Brief Fact Summary. Taxpayer’s brooch was either lost or stolen during a museum visit.
Synopsis of Rule of Law. Taxpayer must prove be a preponderance of the evidence that an item was stolen in order to deduct the value of the item as a loss under I.R.C. section 23(e)(3)
If the reasonable inferences from the evidence point to theft, the proponent is entitled to prevail.View Full Point of Law
Issue. Did Plaintiff sustain her burden of proof that the brooch was stolen and not simply lost?
Held. No. The Respondent’s determination is sustained.
The Plaintiff did not prove by a preponderance of the evidence that the brooch was stolen rather than lost and thus the Commissioner’s adjustment disallowing the deduction for loss by theft is sustained.
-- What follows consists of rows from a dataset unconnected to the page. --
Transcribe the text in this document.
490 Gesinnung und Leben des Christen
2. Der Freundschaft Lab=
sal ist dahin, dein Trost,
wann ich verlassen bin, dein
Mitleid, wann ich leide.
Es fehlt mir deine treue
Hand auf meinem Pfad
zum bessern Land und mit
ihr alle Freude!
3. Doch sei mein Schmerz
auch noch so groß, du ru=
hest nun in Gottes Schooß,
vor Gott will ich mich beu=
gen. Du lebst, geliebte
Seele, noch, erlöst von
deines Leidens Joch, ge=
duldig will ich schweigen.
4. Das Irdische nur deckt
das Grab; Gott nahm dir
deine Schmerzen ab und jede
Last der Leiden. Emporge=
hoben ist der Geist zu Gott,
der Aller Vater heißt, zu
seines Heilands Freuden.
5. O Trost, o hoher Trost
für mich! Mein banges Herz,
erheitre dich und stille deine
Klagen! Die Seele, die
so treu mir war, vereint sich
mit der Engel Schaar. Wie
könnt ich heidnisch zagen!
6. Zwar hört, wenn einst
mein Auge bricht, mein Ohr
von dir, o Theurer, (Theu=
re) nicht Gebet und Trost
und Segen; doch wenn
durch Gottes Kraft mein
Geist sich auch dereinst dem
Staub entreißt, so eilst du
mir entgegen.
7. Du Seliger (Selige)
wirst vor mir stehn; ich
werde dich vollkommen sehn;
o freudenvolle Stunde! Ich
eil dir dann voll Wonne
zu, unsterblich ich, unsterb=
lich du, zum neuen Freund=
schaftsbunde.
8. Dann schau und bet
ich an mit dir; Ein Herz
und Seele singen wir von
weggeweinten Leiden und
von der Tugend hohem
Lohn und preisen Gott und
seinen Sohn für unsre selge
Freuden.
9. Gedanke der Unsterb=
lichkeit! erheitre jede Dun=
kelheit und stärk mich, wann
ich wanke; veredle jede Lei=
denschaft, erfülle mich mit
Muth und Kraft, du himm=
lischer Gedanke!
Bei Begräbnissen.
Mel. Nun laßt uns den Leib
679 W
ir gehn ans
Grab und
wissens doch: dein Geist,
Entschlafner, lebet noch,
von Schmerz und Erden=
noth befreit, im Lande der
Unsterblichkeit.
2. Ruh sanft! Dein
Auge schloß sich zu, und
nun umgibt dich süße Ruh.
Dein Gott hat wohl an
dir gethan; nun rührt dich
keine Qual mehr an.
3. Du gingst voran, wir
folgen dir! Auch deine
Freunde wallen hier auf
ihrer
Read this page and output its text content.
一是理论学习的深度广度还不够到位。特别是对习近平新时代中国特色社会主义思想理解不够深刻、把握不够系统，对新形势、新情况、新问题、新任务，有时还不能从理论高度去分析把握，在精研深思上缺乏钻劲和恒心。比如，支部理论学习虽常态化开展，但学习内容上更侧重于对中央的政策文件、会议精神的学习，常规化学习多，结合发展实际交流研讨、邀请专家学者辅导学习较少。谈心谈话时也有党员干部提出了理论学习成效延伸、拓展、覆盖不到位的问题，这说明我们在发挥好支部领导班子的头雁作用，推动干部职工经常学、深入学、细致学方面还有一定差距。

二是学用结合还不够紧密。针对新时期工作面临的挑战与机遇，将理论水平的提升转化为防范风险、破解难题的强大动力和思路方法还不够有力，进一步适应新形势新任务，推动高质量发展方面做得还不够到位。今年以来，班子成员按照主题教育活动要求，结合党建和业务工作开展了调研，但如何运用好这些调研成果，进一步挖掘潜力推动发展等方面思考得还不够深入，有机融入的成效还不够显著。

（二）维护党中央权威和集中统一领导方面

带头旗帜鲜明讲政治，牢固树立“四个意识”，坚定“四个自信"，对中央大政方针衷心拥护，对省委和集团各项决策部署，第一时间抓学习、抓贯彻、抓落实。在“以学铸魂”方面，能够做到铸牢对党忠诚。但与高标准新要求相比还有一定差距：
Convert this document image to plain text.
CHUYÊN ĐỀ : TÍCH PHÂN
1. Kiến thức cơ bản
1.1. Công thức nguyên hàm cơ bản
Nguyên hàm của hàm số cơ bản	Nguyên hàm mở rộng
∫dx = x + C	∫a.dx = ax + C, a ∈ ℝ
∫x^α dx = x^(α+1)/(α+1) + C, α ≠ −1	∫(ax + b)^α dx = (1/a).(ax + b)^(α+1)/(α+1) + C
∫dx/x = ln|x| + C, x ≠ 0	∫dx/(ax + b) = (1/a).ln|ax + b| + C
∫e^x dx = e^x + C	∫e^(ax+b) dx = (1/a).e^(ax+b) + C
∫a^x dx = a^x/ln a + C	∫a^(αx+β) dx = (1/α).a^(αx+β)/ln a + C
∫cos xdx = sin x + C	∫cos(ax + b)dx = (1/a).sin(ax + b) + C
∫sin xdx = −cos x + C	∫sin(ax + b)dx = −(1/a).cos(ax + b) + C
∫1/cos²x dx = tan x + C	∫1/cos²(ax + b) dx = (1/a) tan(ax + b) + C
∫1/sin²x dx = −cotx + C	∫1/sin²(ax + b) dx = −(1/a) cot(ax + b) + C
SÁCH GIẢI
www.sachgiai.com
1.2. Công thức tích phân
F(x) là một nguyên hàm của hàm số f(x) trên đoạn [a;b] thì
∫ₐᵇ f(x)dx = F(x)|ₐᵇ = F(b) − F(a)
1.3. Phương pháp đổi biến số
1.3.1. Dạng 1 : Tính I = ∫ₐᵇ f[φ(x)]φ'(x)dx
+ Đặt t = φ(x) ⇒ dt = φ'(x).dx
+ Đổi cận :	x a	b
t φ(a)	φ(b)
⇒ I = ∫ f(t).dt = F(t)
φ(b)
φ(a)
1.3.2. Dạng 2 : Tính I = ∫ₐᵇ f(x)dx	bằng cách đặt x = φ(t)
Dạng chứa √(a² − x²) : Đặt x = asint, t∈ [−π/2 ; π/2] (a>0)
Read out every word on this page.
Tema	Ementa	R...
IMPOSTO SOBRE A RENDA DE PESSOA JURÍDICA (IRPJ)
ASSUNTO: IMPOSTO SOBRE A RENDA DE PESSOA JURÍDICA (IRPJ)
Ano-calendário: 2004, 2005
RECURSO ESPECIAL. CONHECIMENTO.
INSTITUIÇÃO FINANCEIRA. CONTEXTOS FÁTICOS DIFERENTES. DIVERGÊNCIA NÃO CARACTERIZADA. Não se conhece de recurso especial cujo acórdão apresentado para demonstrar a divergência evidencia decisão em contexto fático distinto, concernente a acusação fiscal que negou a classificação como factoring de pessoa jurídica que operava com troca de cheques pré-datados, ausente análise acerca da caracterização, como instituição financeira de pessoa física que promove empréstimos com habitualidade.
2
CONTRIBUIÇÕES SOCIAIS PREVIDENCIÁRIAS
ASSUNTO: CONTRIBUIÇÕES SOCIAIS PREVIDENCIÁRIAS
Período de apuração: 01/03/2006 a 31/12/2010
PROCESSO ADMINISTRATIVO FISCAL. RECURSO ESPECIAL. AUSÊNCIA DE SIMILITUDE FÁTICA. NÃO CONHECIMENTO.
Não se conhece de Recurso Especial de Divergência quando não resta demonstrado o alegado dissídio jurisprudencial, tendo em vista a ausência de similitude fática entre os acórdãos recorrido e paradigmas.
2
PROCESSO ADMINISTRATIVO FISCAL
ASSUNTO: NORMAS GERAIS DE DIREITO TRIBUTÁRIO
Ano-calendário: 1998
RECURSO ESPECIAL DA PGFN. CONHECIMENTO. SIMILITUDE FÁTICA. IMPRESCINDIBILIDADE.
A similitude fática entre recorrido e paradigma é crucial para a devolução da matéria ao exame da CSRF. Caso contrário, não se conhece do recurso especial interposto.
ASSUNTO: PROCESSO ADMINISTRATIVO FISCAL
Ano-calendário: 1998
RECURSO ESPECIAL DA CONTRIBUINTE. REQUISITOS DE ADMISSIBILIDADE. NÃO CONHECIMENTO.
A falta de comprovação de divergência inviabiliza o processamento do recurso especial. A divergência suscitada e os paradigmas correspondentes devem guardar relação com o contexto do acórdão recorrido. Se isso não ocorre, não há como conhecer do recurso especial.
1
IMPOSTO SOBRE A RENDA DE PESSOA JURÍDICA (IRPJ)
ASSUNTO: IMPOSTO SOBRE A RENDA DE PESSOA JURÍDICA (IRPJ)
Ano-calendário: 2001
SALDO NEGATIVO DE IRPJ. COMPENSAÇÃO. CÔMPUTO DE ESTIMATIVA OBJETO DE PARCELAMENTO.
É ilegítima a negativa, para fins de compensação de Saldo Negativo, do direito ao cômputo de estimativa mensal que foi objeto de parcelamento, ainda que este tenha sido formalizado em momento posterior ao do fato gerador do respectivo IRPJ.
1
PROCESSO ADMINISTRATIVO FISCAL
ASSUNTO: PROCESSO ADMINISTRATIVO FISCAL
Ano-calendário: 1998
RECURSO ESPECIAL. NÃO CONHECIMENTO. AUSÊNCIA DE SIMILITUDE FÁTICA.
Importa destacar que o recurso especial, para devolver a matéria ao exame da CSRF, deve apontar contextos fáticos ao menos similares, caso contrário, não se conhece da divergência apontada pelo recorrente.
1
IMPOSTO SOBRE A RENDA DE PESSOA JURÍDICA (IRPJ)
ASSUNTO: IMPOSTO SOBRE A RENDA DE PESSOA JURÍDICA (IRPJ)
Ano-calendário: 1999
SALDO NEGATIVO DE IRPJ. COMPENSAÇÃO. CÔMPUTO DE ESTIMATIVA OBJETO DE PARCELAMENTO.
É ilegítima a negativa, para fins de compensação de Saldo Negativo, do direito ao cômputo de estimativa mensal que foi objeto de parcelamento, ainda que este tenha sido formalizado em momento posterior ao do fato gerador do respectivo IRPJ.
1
Dissent. Based on the evidence presented, as the trier of fact, theft is the most probable possibility. The three possible results based on the evidence available are 1) the brooch dropped off and was never found; 2) the brooch was found but not turned in; or 3) the brooch was stolen by someone in the crowd of 5000. The first is not a reasonable possibility. The second would be impossible if the finder was honest and if the finder was not honest, it is virtual concealment, which in the case of a valuable object amounts to theft. Finally, the third option is theft by definition. As these are the only possibilities, it seems Plaintiff has met her burden of proving theft by a preponderance of the evidence and thus should be allowed the deduction.
Discussion. To make a deduction for loss by theft, the taxpayer must show by a preponderance of the evidence that the article was stolen.